28 March 2019
Institute news
The use of artificial intelligence (AI) could be harnessed to improve the diagnosis of heart disease, reduce the cost of heart imaging, and enhance patient care, according to a key paper published by a group of international collaborators led by the Baker Institute’s Professor Tom Marwick.
In the Journal of the American College of Cardiology (JACC), Professor Marwick outlines how AI is likely to be particularly useful in the near future when it comes to disease classification, diagnostic support, and image interpretation.
He says AI is likely to provide a process to improve speed and quality of heart imaging and to allow prompt diagnoses, which in turn would improve workflow and patient care. But he warns, it does come with its challenges.

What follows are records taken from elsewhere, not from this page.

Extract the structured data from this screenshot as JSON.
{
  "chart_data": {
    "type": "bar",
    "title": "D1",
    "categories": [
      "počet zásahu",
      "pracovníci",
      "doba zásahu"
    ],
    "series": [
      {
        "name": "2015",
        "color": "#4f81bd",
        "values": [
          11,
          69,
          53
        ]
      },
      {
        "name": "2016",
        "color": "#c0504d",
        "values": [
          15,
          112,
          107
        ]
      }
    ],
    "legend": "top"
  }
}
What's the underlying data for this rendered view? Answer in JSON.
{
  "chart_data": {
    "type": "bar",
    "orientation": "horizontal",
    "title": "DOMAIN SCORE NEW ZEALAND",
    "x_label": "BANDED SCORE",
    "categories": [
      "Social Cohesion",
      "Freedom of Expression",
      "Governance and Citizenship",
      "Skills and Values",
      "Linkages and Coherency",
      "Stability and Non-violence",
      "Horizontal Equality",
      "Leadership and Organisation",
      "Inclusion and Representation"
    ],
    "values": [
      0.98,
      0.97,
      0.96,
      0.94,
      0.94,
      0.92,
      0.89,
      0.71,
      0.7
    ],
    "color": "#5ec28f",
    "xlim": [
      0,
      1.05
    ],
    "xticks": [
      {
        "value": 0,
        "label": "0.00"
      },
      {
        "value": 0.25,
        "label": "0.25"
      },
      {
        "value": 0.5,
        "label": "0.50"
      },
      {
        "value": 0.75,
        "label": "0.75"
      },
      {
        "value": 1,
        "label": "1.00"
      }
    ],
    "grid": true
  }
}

Cardiologists must, for example, consider the questions that these techniques are applied to in order to determine what outcome needs to be achieved for patients. And many would agree that automatic generation of decisions is less desirable than a human who engages with the clinical, personal, environmental, and social aspects of each individual.
In the near future, therefore, the value adding potential of AI is most likely to be as intelligent, precision medicine tools for imaging specialists and clinicians.
This supports our move away from a ‘one size fits all’ approach, as the Institute seeks to build expertise to harness new technologies in order to bring a precision medicine approach to the prevention, diagnosis and treatment of cardiometabolic disease.